The Afterpay Story: Redefining Credit for a New Generation
Nick Molnar was selling jewelry out of his parents' house in Sydney, racking up some of the highest eBay sales in Australia, when he noticed a pattern. Young shoppers loved to buy but hated credit cards. They distrusted revolving interest and didn't want a permanent debt instrument in their wallet. In 2014 Molnar teamed up with his neighbor, the older and more seasoned banker Anthony Eisen, to solve exactly that tension.
The Melbourne spark (2014)
Their idea was almost insultingly simple: let shoppers split a purchase into four interest-free payments, and charge the merchant rather than the customer. No interest, no revolving balance, no credit-card trap. For a generation scarred by watching parents drown in card debt during the 2008 crisis, it landed perfectly.

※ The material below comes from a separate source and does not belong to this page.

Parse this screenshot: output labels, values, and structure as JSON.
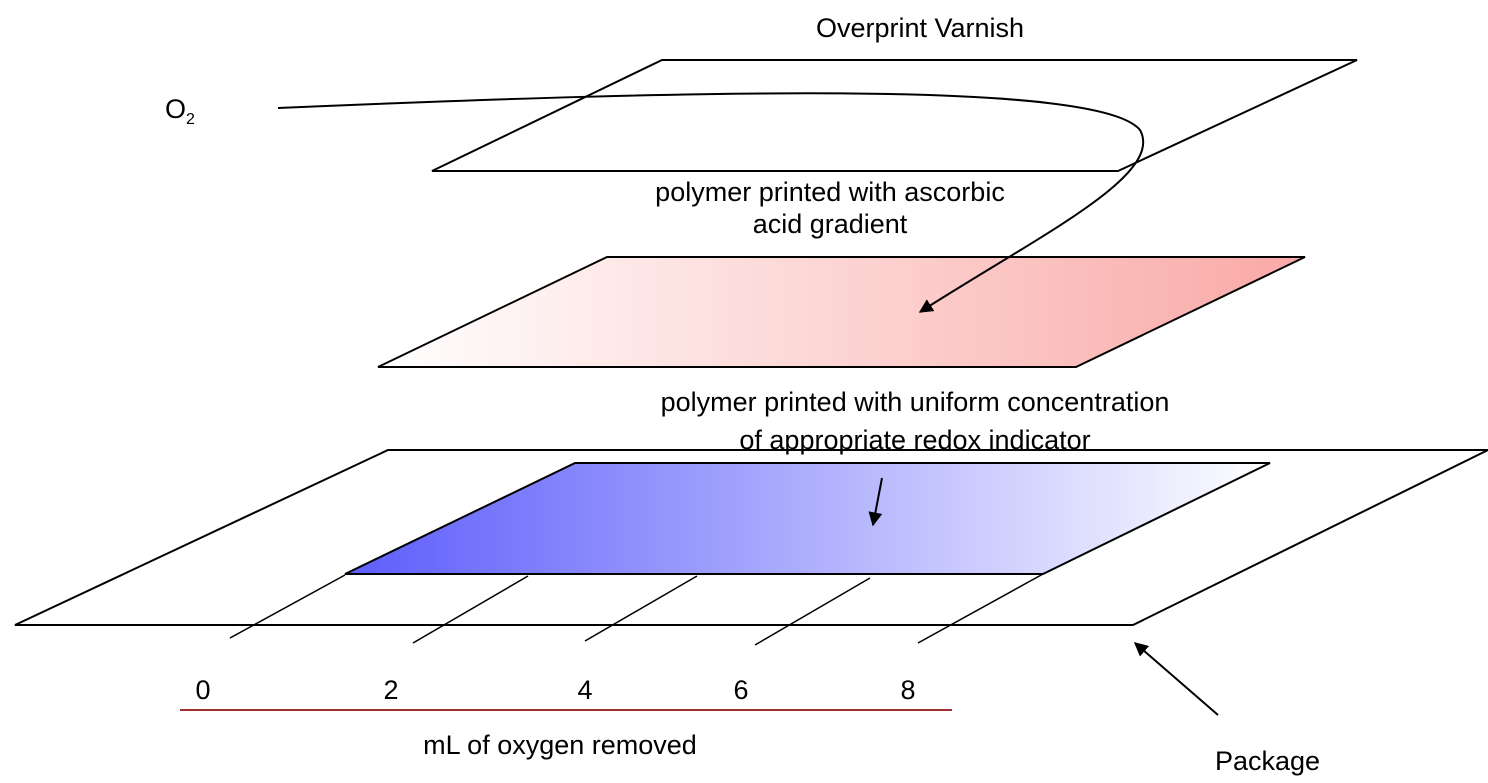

The ASX rocket (2016-2018)
Afterpay listed on the Australian Securities Exchange in 2016 at around A$1 a share, unusually early for a fintech. That gave it a devoted retail-investor following and made it a national story, not just a checkout button. When it launched in the US in 2018 it signed roughly a thousand retailers in its first month, riding straight into the Gen Z fashion wave.
The Block era (2021-2026)
In 2021 Jack Dorsey's Block agreed to buy Afterpay for about $29B in stock, the largest acquisition in Australian history. The bet was that BNPL wasn't a feature but the connective tissue of a financial network. By 2025 that thesis had a name: Cash App Afterpay, the rebrand that embedded Afterpay's pay-over-time directly into Cash App's roughly 57 million monthly users, closing the loop between Square's merchants and Block's consumers.